Delta Region — During several recent meetings, regional philanthropic organizations, policy makers, business leaders, and private citizens engaged one another in candid dialogues about the region’s challenges. From these meetings, a new commitment to regional collaboration is evident in the Delta. ‘Engaging nontraditional leaders,’ ‘working across political and regional boundaries,’ and ‘building upon regional assets’ are common refrains at these meetings.
On November 1-2, a group of national and regional funders, practitioners and government officials convened a meeting appropriately titled “Working Differently with Delta Communities to Achieve Greater Momentum and Impact” at the Winrock International Conference Center in Arkansas. The National Rural Funders Collaborative (NRFC) sponsored the meeting in partnership with the W.K. Kellogg Foundation (WKKF), the Walton Family Foundation, and the Winthrop Rockefeller Foundation.
“It has become so obvious that there have been segments of our society that have been totally invisible and forgotten as we have developed policy, housing and economic opportunities,” said WKKF Vice President Rick Foster. Foster’s comment echoes a growing acknowledgement among funders that engaging traditionally unheard voices in the region and forging connections among development efforts are critical to create long-term change.

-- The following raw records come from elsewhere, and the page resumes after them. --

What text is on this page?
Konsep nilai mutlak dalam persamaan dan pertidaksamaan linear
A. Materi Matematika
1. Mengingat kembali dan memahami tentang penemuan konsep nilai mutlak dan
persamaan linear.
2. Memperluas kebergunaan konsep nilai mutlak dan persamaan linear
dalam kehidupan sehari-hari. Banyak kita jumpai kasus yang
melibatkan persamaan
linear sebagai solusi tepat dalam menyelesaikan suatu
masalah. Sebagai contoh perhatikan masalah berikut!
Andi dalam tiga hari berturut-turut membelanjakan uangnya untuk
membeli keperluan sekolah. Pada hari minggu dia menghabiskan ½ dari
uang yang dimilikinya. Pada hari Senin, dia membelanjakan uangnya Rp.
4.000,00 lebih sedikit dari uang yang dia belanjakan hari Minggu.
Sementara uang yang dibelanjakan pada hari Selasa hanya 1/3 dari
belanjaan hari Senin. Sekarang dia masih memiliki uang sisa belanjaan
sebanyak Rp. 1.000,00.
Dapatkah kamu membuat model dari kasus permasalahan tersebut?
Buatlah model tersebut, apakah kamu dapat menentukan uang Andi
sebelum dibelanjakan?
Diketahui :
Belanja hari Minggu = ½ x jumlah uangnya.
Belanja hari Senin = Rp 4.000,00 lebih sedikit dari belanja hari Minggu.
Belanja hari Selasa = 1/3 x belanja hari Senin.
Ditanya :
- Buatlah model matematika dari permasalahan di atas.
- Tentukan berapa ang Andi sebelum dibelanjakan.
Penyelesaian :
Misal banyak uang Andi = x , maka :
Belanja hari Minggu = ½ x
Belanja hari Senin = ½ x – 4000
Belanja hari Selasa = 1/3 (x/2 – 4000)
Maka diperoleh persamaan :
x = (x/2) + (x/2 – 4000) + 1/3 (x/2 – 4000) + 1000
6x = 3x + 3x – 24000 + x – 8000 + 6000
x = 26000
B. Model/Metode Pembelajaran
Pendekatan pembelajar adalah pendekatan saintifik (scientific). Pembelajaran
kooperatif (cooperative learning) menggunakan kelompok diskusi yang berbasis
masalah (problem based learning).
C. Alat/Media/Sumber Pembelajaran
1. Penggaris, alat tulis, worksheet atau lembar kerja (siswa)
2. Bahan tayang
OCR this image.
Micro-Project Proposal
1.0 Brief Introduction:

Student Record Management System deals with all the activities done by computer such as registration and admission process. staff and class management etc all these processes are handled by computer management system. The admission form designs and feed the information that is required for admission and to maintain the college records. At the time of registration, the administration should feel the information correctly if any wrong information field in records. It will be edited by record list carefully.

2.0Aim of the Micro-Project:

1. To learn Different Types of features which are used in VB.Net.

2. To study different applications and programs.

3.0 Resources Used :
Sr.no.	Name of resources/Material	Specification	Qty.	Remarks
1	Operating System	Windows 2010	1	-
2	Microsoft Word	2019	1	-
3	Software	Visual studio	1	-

Based on the meeting discussions, the NRFC developed a series of strategies to help funders maximize the impacts of their investments:
Regionalism: Focus on regional thinking and planning.
Collaboration: Pursue common strategies or linked approaches to leverage regional impact.
Leadership: Develop strong, non-government, regional leadership and implement programs that encourage more diverse public participation in regional decision making.
Philanthropy: Help communities understand that they have assets that can be used to support local efforts and investment. The concept of community philanthropy, the ability to pool small assets and resources together to make a difference, is a tangible strategy to help change perceptions.
Public Policy: Support efforts to better orient elected officials on “regionalism” as well as key local and regional issues; engage colleges and universities in helping to create the research basis for policy formation and analysis; convene focused conversations on building a regional policy infrastructure; equip and bring grassroots voices to the policy table.
Some veteran community organizations are currently developing strategies to connect their work and engage new stakeholders. On November 5th, more than 125 representatives from community organizations, policy advocates, and state agencies attended the Deep South Delta Consortium’s (DSDC) First Annual People’s Convention. Individuals from Arkansas, Louisiana, and Mississippi discussed policy recommendations and program models that could be replicated in the region. Meeting participants identified the following strategies as being essential to the region’s future: better disaster preparation; more workforce investments, job training and job fairs; increased collaboration among faith-based organizations and the for-profit sector; development of community-owned businesses that provide goods and services within the region’s communities.
Mississippi Action for Community Education also organized the First Annual Delta Dialogue Conference in September. Some of the findings discussed by nonprofit and governmental representatives during the meeting included the following:
Foundations want to have partners that are working together for a common goal.
There is a need to pay more attention to the assets of the region.
Understanding that many people give where they live and most philanthropists live in metro areas.
The need for communities to begin to hold public schools accountable for teaching of their children.
Communities need to educate residents about area history and heritage.
Meetings like the Delta Dialogue foster collaboration and innovation among change workers in the Delta. By forming stronger partnerships across the region, engaged citizens are finding new ways to work with Delta communities to achieve greater momentum and impact.